事実やデータを羅列するのではなく、物語として語ることで、相手の記憶に強く残す手法のことです。

落語家も講師も、言葉という絵筆を使って、聴衆の脳というキャンバスに絵を描くアーティストなのです。

一人二役の演じ分け

落語では、演者が右を向いて「八っつぁん」、左を向いて「ご隠居さん」と、声色や表情を変えて複数の人物を演じ分けます。

これを研修講師もよく行います。

「ダメな上司はこう言います『おい、早くやれ!』。でも、優れた上司ならこう言います『何か困っていることはないかい?』」

このように、講師がその場で悪い例と良い例を演じ分けることで、受講生は「あー、自分はダメな方をやっちゃってるかも...」と自分事として捉えることができるのです。

研修講師と落語家の相違点:オチか、応用か

では、講師は落語家のように面白い話をして、最後に「おあとがよろしいようで」と締めくくれば良いのでしょうか?

ここで、両者の決定的な違いについてお話しします。それは、話の「着地点」です。

落語家の着地点は「オチ(サゲ)」

落語の目的は、その世界の中で完結する面白さです。

最後に気の利いた「オチ」がついて、ドッと笑って、現実の嫌なことを忘れる。

これが落語の素晴らしいところです。つまり、非日常の世界を楽しむことがゴールです。

講師の着地点は「学習の転移」

一方で、研修講師の話にはオチは必要ありません(あってもいいですが)。

その代わりに必要なのが「学習の転移」です。

ちょっと難しい言葉が出てきましたね。

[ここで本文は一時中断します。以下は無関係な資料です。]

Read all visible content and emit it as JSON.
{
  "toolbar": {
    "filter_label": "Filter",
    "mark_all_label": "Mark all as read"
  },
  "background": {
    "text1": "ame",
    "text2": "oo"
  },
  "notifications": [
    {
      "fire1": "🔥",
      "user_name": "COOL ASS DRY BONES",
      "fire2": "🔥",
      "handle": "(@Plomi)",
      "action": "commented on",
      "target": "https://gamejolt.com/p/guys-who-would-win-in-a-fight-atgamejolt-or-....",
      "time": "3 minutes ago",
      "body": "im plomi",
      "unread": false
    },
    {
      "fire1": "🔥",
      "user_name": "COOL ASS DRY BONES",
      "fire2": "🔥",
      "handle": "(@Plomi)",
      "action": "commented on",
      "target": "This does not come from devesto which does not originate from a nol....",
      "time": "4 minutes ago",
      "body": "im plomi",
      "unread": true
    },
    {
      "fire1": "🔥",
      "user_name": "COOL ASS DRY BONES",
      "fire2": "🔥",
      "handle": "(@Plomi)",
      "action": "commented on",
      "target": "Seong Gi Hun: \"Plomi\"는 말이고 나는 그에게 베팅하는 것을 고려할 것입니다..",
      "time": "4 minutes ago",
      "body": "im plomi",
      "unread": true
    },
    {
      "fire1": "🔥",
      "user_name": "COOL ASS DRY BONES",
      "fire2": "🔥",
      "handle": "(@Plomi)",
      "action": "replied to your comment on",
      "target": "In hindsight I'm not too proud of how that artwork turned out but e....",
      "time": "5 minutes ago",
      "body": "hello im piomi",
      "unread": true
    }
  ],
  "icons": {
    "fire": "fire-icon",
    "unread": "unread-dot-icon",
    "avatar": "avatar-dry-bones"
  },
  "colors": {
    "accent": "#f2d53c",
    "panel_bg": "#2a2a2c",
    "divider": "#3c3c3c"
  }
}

「学習の転移」とは、研修室という特別な場所で学んだことを、実際の職場や家庭という「別の場所」で使えるようになることです。

落語は「夢の世界」で終わっていいのですが、研修は「現実の世界」に持ち帰ってもらわなければなりません。

「話が面白かった」で終わらせず、「よし、明日会社に行ったらこれを試そう」と思わせる。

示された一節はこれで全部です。